O livro de Takashi Morita se inscreve na linha de uma literatura de testemunho, algo como aquela produzida por Primo Levi, autor já mencionado neste espaço. Morita nasceu em Hiroshima no ano de 1924, viveu em um pequeno vilarejo nas proximidades do núcleo urbano desta cidade, uma das vítimas do bombardeio nuclear. Por ofício um relojeiro, contudo, tornou-se integrante da temida e respeitada Kempeitai, a Polícia do Exército Imperial do Japão.
A obra de Morita tem no horizonte um dever de dar testemunho. Por aqui, tomamos de empréstimo o sentido do testemunho dado por Giorgio Agamben, ou seja, Takashi Morita se apresenta como testemunha em um sentido ético forte, na exata medida que se vê em obrigação de falar por aqueles que não podem. Isto é, o testemunho de Morita se mostra como potência que se torna realidade, haja vista a impotência e impossibilidade de fala daqueles que sucumbiram.
Neste sentido, se Auschwitz pode ser compreendida por Agamben como a representação de um ponto de derrocada histórica do sujeito como campo de forças que é atravessado pelas correntes historicamente determinadas da potência e da impotência, em especial no que tange ao poder não ser e do não poder não ser, não parece arbitrário compreender o autor da mensagem de Hiroshima como um sobrevivente cujo testemunho também se coloca na chave da introdução forçada do impossível na realidade.
No Japão, verifica-se no texto, há uma denúncia da existência de um ser produto do impossível, afetado pela detonação da bomba nuclear, “afinal ela se tornou meu maior pesadelo”. O experimento estadunidense fez evaporar seres humanos, isto é, com a temperatura no epicentro próxima de 1 milhão de graus Celsius, hoje ainda há “marcas no concreto de pessoas que foram atingidas pela radiação”, ou seja, foram instantaneamente carbonizadas e, também, havia “pessoas queimadas e com a pele se descolando do corpo”. Às 8h15 de 1945, “tudo se fez silêncio e escuridão, na cidade e na alma de todos que estavam ali […] poderia até imaginar que o mundo estava acabando”.
A narrativa aumenta a intensidade de seu impacto quando afirma a questão imagética do inferno, pois a situação era a de “pessoas com as roupas em trapos, a pele inteira queimada e se descolando do corpo, presa apenas pelas unhas […] O que será que aquelas pessoas pensavam e sentiam, andando daquele jeito, caladas?”. Por fim, ressalta Takashi Morita, que hoje já se tem conhecimento de que “os Estados Unidos pretendiam utilizar a população de Hiroshima e Nagazaki como cobaia de um experimento”. Por aqui, sugere-se uma boa chave para assistir ao filme de Christopher Nolan acerca de Oppenheimer.
A mensagem para os ainda não inexistentes, no entanto, não se coloca na perspectiva do ressentimento e da culpabilização reducionista dos atentados dos Estados Unidos, mas, isto sim, no caminho de uma profunda meditação sobre a guerra e o seu tempo de exceção.
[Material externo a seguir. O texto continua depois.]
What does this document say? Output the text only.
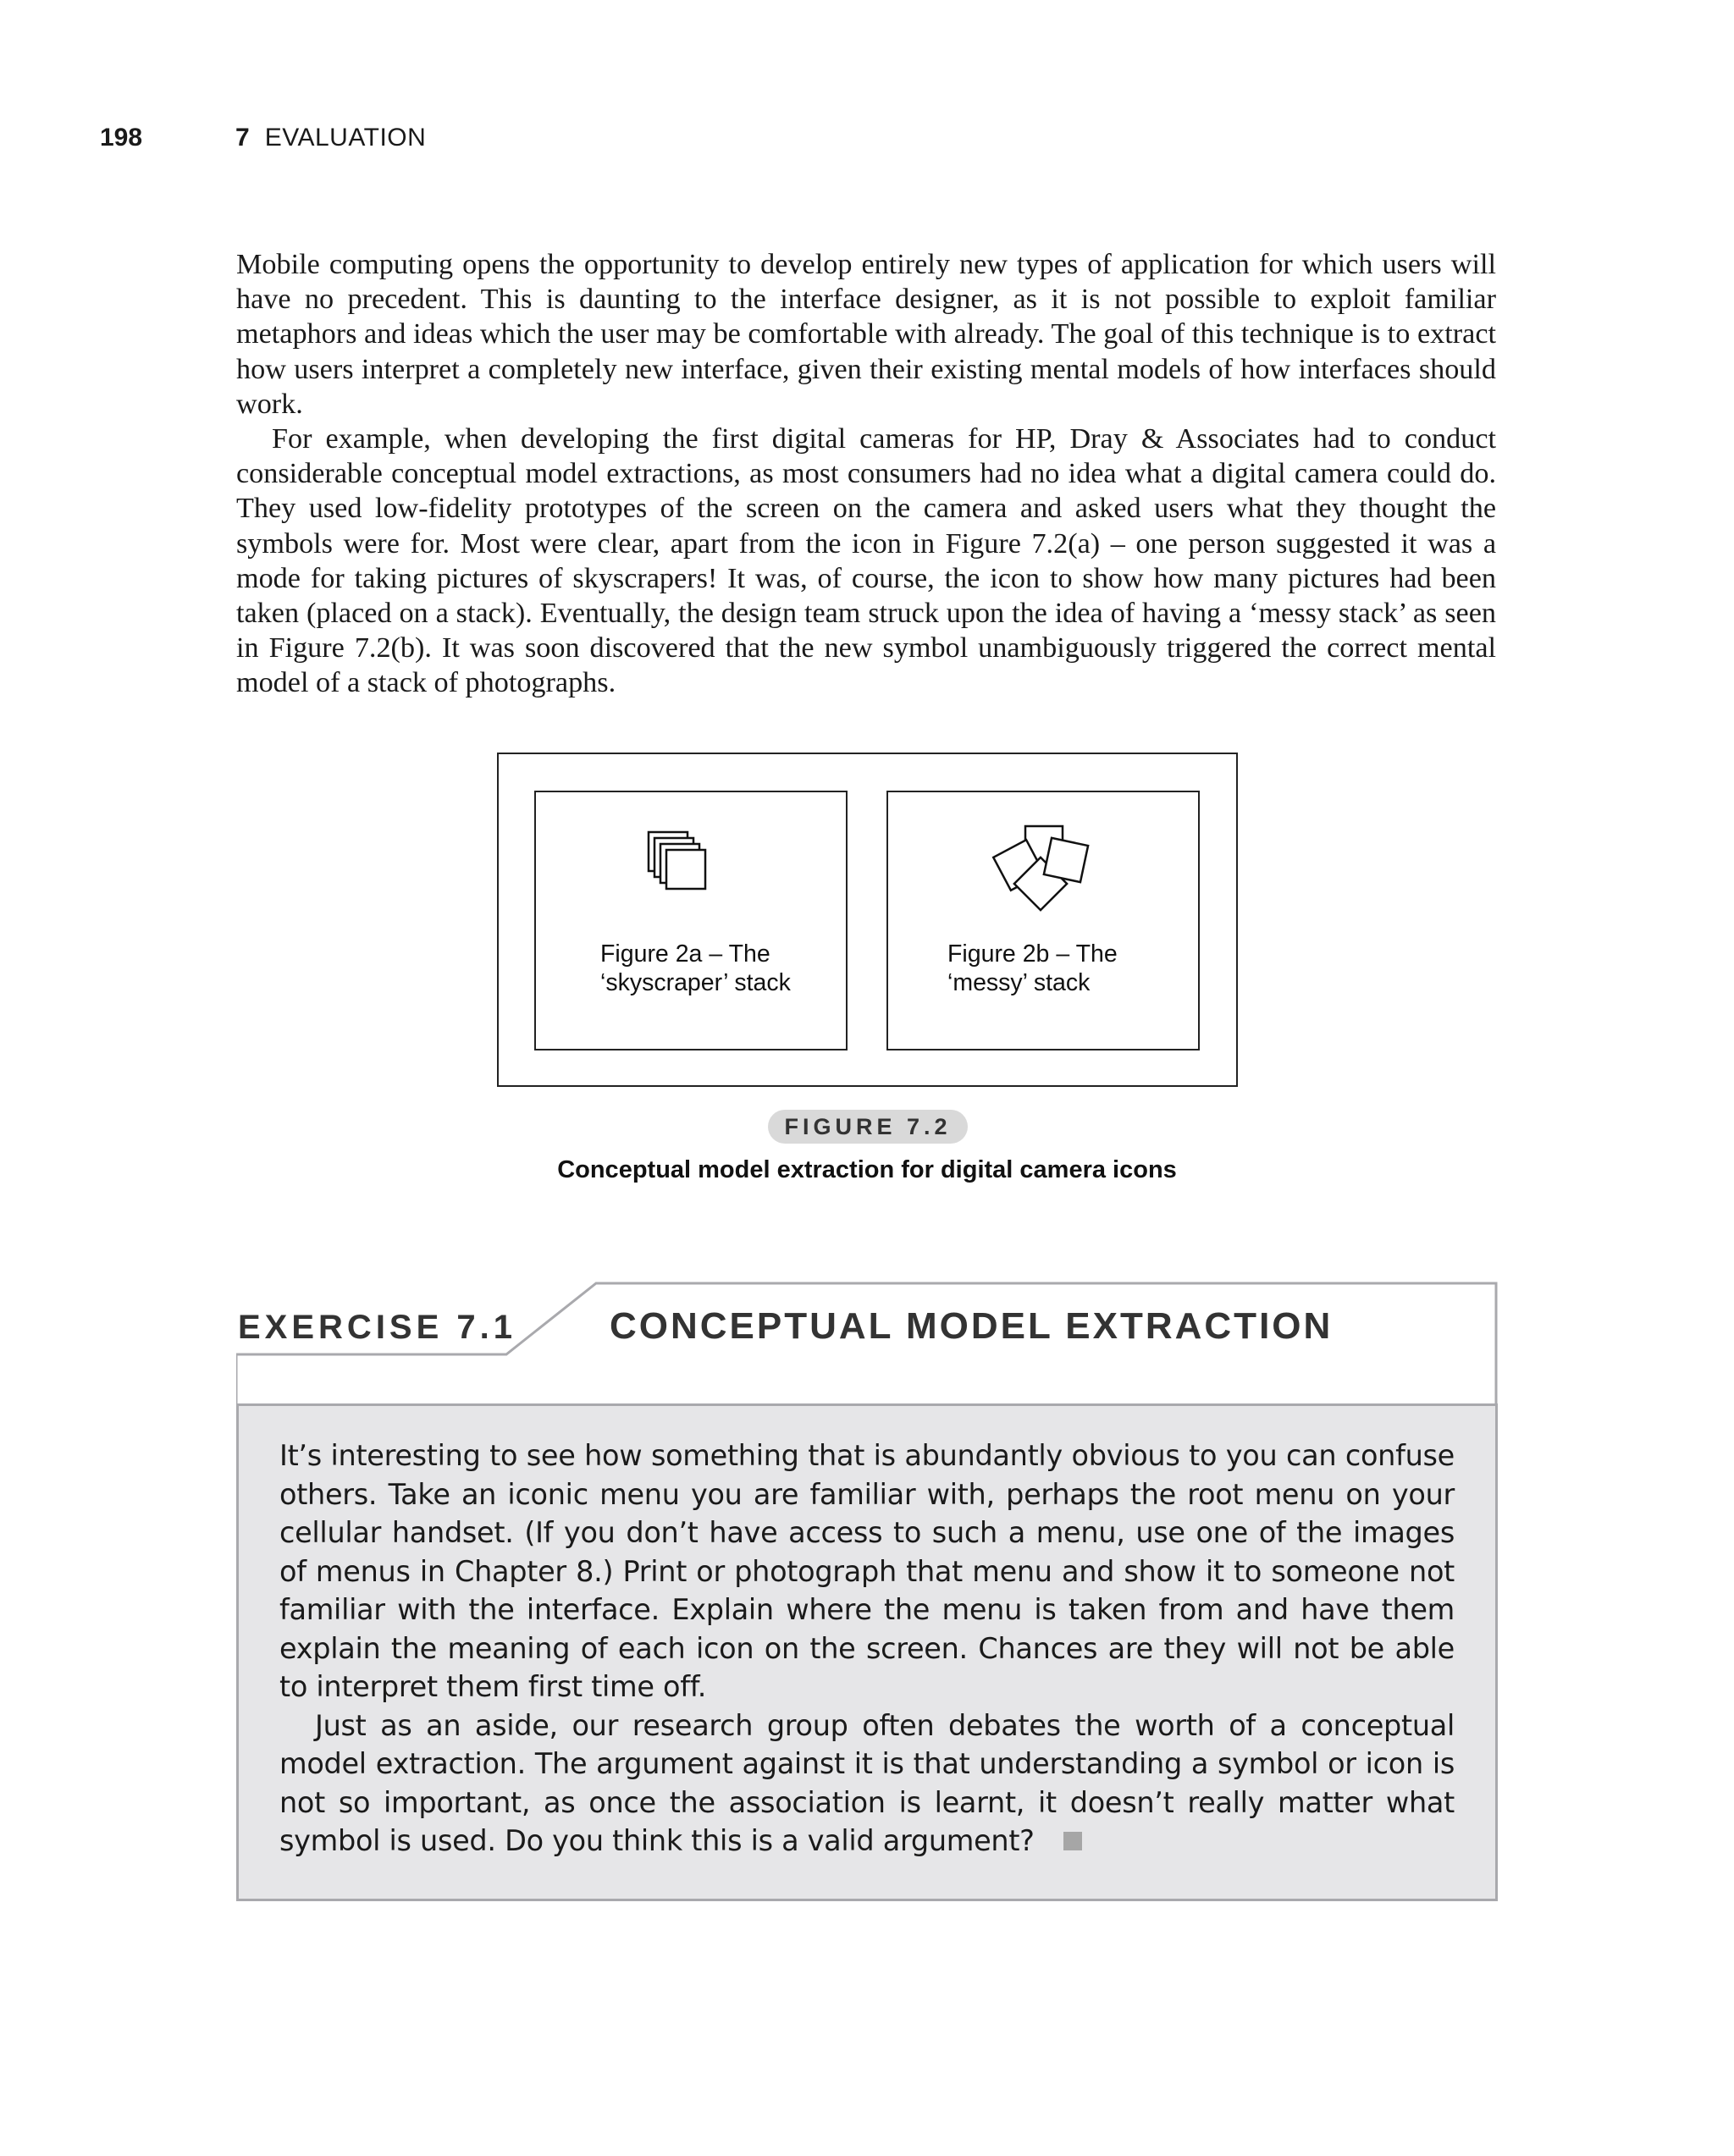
198	7 EVALUATION

Mobile computing opens the opportunity to develop entirely new types of application for which users will have no precedent. This is daunting to the interface designer, as it is not possible to exploit familiar metaphors and ideas which the user may be comfortable with already. The goal of this technique is to extract how users interpret a completely new interface, given their existing mental models of how interfaces should work.

For example, when developing the first digital cameras for HP, Dray & Associates had to conduct considerable conceptual model extractions, as most consumers had no idea what a digital camera could do. They used low-fidelity prototypes of the screen on the camera and asked users what they thought the symbols were for. Most were clear, apart from the icon in Figure 7.2(a) – one person suggested it was a mode for taking pictures of skyscrapers! It was, of course, the icon to show how many pictures had been taken (placed on a stack). Eventually, the design team struck upon the idea of having a ‘messy stack’ as seen in Figure 7.2(b). It was soon discovered that the new symbol unambiguously triggered the correct mental model of a stack of photographs.

Figure 2a – The
‘skyscraper’ stack
Figure 2b – The
‘messy’ stack
FIGURE 7.2
Conceptual model extraction for digital camera icons
EXERCISE 7.1 CONCEPTUAL MODEL EXTRACTION

It’s interesting to see how something that is abundantly obvious to you can confuse others. Take an iconic menu you are familiar with, perhaps the root menu on your cellular handset. (If you don’t have access to such a menu, use one of the images of menus in Chapter 8.) Print or photograph that menu and show it to someone not familiar with the interface. Explain where the menu is taken from and have them explain the meaning of each icon on the screen. Chances are they will not be able to interpret them first time off.

Just as an aside, our research group often debates the worth of a conceptual model extraction. The argument against it is that understanding a symbol or icon is not so important, as once the association is learnt, it doesn’t really matter what symbol is used. Do you think this is a valid argument?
Para Morita, os tempos de guerra são tempos absurdos “e o pior que pode acontecer ao ser humano é ver o absurdo como algo normal. Isso nos priva de nossas maiores virtudes: amar e sentir compaixão”.
Assim, o sobrevivente da bomba de Hiroshima e residente no Brasil fez de sua vida uma existência dedicada à luta contra a guerra e pela afirmação da paz, pois conforme assevera o autor “sei que não sobrevivi ao pior dia da minha vida sem um motivo maior, então honrarei a vida até o fim – a minha e a de todos que habitam comigo este planeta”.
Nota-se que a mensagem de Hiroshima é uma afirmação da vida compartilhada e de resistência à guerra, uma vez que na dinâmica da inimizade destruímos os espaços em que poderíamos estar em convivência – na diferença -, uns com os outros; por conseguinte, afirma Takashi Morita “aprendi que nunca mais deveria pensar em alguém como um inimigo. A lógica da guerra não dá espaço para a dignidade humana”.
É preciso, portanto, recusar discursos que propõem a guerra em nome da humanidade, tendo em vista que foi a guerra quem produziu o bombardeio de Hiroshima, sendo este último, sem dúvida, um dos maiores ataques já feitos à humanidade. Logo, um testemunho da dor, talvez, mais ainda, da dor da falta de sentido, todavia, uma aposta na vida, um dever de testemunhar que nos aponta para o caminho da esperança, desse modo, uma forte recusa do ressentimento.